Voyez par exemple le marché Dantokpa de Cotonou, l’un des plus grands de la sous-région. Il se tient tous les trois jours et accueille pas moins de cent mille personnes (oui, 100’000) sur un espace de quelques hectares. Jetez aussi un coup d’œil à l’Université d’Abomey-Calavi où se côtoient quotidiennement plus de vingt mille étudiants. Allez voir aussi du côté des auto-gares …
Ces lieux de grande fréquentation disposent-ils des services de base adéquats (latrines, lavabos, eau potable) en mesure de satisfaire les besoins physiologiques des usagers ? Plus prosaïquement : une fois loin de chez soi, est-il possible d’étancher sa soif, de faire pipi, ou d’aller à la selle ? Des enquêtes menées sur place, complétées par les témoignages de quelques usagers, m’ont permis de dresser un constat qui donne littéralement la chair de poule :
– dans 50% des cas, il n’y a sur place ni eau potable ni installation sanitaire
– dans 30% des cas, les installations sanitaires sont défectueuses, insuffisantes et dans un état d’insalubrité à couper le souffle
– dans 15% des cas seulement, les installations sanitaires sont relativement acceptables ; seule celle réservée au chef et aux hôtes de marque est irréprochable
– dans 5% des cas, donc très rarement, les installations sanitaires sont propres et fonctionnent bien.
Un sale coup pour la santé et l’environnement
En clair, l’accès à des installations sanitaires convenables sur les lieux publics n’est au Bénin ni chose aisée ni chose acquise et on devine quelles en seront les conséquences aux plans sanitaire, hygiénique et environnemental. Cette non disponibilité expose les populations à de graves ennuis de santé personnels à quoi s’ajoute le fait qu’à leur corps défendant elles dégradent l’environnement immédiat.
Places publiques, plages, rives des cours d’eau, caniveaux, coins et recoins, murs des enclos, terrains vagues : tout endroit est rapidement converti en lieux d’aisance de fortune. Sous les effets combinés du soleil et de la chaleur, ces lieux exhalent des odeurs de matières fécales et d’urine. Et quand arrive l’hivernage, les eaux pluviales se chargent d’en faire la dissolution chimique pour produire un bouillon de cultures bactériologiques générateur d’épidémies.

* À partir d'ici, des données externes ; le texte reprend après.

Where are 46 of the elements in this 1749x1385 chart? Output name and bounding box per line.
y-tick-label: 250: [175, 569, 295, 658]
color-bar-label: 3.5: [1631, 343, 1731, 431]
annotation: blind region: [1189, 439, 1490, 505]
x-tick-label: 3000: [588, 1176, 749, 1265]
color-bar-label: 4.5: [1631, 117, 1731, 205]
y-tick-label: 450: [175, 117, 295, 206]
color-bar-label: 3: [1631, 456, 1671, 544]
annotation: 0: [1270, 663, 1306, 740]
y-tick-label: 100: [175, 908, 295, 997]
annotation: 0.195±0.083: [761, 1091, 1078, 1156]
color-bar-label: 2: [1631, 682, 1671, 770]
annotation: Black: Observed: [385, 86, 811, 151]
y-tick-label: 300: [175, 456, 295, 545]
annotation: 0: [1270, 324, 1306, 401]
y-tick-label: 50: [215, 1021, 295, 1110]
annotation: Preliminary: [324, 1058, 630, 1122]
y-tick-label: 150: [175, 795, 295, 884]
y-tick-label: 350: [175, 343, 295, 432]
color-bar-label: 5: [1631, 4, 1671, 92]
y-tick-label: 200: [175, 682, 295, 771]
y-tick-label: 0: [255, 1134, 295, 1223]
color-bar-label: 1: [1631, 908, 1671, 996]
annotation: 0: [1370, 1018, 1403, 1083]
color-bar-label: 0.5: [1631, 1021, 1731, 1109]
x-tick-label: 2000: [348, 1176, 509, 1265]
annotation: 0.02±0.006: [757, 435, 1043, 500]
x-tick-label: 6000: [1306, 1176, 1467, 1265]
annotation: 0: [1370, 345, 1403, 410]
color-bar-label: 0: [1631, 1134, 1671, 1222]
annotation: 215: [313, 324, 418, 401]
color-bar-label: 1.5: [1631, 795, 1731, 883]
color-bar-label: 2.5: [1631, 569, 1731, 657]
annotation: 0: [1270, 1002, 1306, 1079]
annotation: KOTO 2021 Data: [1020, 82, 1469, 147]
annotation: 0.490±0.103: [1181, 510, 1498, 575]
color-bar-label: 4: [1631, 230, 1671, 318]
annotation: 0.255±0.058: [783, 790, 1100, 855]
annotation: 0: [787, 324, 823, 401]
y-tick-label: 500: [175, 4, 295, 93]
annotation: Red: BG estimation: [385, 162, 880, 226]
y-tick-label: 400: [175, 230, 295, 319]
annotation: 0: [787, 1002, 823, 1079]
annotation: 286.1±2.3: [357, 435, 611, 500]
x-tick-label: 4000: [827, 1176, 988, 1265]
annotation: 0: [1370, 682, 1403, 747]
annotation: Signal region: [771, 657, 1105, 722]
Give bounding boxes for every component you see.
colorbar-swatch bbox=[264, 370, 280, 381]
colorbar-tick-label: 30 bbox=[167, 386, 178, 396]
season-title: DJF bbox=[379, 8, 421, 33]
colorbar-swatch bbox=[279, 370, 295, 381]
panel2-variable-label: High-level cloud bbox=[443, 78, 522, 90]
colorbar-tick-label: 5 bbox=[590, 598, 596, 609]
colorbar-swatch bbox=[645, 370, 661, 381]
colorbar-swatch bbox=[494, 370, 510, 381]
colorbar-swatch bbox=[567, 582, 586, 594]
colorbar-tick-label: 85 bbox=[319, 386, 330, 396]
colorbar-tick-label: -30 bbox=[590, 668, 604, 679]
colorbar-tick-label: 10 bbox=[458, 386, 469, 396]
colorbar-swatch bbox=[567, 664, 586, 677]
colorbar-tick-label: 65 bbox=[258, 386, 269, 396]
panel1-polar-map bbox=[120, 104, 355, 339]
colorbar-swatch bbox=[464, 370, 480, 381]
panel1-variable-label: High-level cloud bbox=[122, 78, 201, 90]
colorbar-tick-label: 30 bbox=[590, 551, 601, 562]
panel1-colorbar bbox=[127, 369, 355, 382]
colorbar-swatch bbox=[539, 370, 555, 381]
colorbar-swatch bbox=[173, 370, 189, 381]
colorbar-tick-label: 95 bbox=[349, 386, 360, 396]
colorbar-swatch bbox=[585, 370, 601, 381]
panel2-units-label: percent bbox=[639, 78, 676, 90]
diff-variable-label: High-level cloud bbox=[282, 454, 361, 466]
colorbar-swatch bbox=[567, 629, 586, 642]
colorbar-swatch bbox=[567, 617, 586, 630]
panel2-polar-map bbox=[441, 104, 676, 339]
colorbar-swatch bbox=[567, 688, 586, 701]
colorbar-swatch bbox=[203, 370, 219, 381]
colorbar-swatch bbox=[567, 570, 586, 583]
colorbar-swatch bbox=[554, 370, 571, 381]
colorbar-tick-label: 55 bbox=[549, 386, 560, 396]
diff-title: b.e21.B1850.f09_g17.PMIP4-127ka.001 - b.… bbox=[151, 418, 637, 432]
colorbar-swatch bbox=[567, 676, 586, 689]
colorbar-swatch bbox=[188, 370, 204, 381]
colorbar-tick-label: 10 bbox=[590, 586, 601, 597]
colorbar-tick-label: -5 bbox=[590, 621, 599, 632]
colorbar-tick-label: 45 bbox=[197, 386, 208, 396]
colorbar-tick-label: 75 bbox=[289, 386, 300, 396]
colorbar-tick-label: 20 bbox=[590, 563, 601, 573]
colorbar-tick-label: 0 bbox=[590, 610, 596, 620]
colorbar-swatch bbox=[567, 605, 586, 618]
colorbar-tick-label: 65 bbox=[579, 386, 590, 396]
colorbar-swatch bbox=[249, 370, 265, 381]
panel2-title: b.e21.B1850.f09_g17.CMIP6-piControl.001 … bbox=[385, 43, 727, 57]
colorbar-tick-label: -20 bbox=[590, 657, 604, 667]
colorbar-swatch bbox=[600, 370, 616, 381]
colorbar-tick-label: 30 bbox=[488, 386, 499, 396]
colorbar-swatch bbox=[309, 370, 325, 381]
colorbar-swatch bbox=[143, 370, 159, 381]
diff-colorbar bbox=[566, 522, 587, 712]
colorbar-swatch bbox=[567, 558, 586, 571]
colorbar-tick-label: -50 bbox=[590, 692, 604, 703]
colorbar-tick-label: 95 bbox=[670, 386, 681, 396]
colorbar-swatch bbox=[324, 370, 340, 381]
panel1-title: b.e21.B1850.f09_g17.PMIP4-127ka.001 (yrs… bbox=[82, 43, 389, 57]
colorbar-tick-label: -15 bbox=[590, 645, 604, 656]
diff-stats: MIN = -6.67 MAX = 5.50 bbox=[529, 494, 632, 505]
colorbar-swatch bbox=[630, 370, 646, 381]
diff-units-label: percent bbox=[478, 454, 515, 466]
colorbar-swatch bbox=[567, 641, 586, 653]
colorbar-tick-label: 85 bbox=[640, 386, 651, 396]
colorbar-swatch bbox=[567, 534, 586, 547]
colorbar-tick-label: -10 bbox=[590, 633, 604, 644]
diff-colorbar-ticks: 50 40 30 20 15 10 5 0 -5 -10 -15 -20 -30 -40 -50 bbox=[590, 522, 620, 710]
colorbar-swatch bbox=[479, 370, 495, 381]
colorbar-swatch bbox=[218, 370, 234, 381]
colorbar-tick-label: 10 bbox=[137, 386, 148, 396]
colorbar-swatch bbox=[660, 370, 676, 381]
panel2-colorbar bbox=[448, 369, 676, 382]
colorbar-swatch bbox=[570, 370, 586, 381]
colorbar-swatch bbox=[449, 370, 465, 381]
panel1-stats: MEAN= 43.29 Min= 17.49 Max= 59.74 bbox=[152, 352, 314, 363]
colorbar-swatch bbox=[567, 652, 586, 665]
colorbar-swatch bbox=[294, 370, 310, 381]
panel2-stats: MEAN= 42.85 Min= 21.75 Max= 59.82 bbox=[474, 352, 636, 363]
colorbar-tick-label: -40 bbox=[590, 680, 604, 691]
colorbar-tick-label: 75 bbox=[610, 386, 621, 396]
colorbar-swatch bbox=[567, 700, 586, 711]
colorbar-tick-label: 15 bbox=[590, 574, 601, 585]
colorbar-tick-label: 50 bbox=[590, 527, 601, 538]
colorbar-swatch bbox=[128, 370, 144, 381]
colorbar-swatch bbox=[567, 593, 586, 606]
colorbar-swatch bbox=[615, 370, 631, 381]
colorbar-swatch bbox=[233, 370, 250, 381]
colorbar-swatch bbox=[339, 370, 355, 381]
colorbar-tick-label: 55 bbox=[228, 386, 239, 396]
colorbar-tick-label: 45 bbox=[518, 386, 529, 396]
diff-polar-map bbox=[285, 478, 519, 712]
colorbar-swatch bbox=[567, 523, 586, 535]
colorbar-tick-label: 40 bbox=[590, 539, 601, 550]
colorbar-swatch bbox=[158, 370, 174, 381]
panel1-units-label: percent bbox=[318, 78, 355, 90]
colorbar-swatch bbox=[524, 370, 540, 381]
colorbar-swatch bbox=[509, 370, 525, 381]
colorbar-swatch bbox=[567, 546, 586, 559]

Pas de quoi, ensuite, s’étonner que dans les villes les maladies diarrhéiques deviennent endémiques et cycliques. L’année 2008 n’a pas échappé à la règle : depuis juillet une sévère épidémie de choléra sévit dans les quartiers insalubres de Cotonou, à Ayélawadjè notamment. Ce sont là des impacts directs de l’insalubrité ambiante et généralisée due au manque d’hygiène et d’installations sanitaires adéquates.
Plaidoyer pour des actions urgentes
Comment en est-on arrivé là ? Par négligence ou ignorance des autorités ? À cause d’actes de vandalisme des usagers ? C’est pourtant une affaire d’éducation, éthique et esthétique, qui ne devrait échapper à personne. Et il faudrait agir très vite car les soins de santé coûtent plus cher que la prévention. À chacun de prendre ses responsabilités et de s’engager selon ses moyens dans cette bataille pour la salubrité publique :
– aux responsables des municipalités et des services publics de mettre à la disposition des usagers des installations sanitaires publiques bien entretenues et de veiller à leur bon fonctionnement ;
– aux responsables des écoles, des universités, des ateliers d’apprentissage de mener, à travers les programmes d’éducation, une véritable promotion de l’hygiène et l’assainissement de base ;
– aux usagers, par civisme, de faire le meilleur usage des installations sanitaires auxquels ils ont accès.
Peut-être, alors, que l’Année internationale de l’assainissement ne sera pas une année perdue comme tant d’autres. Ce n’est vraiment dans l’intérêt de personne.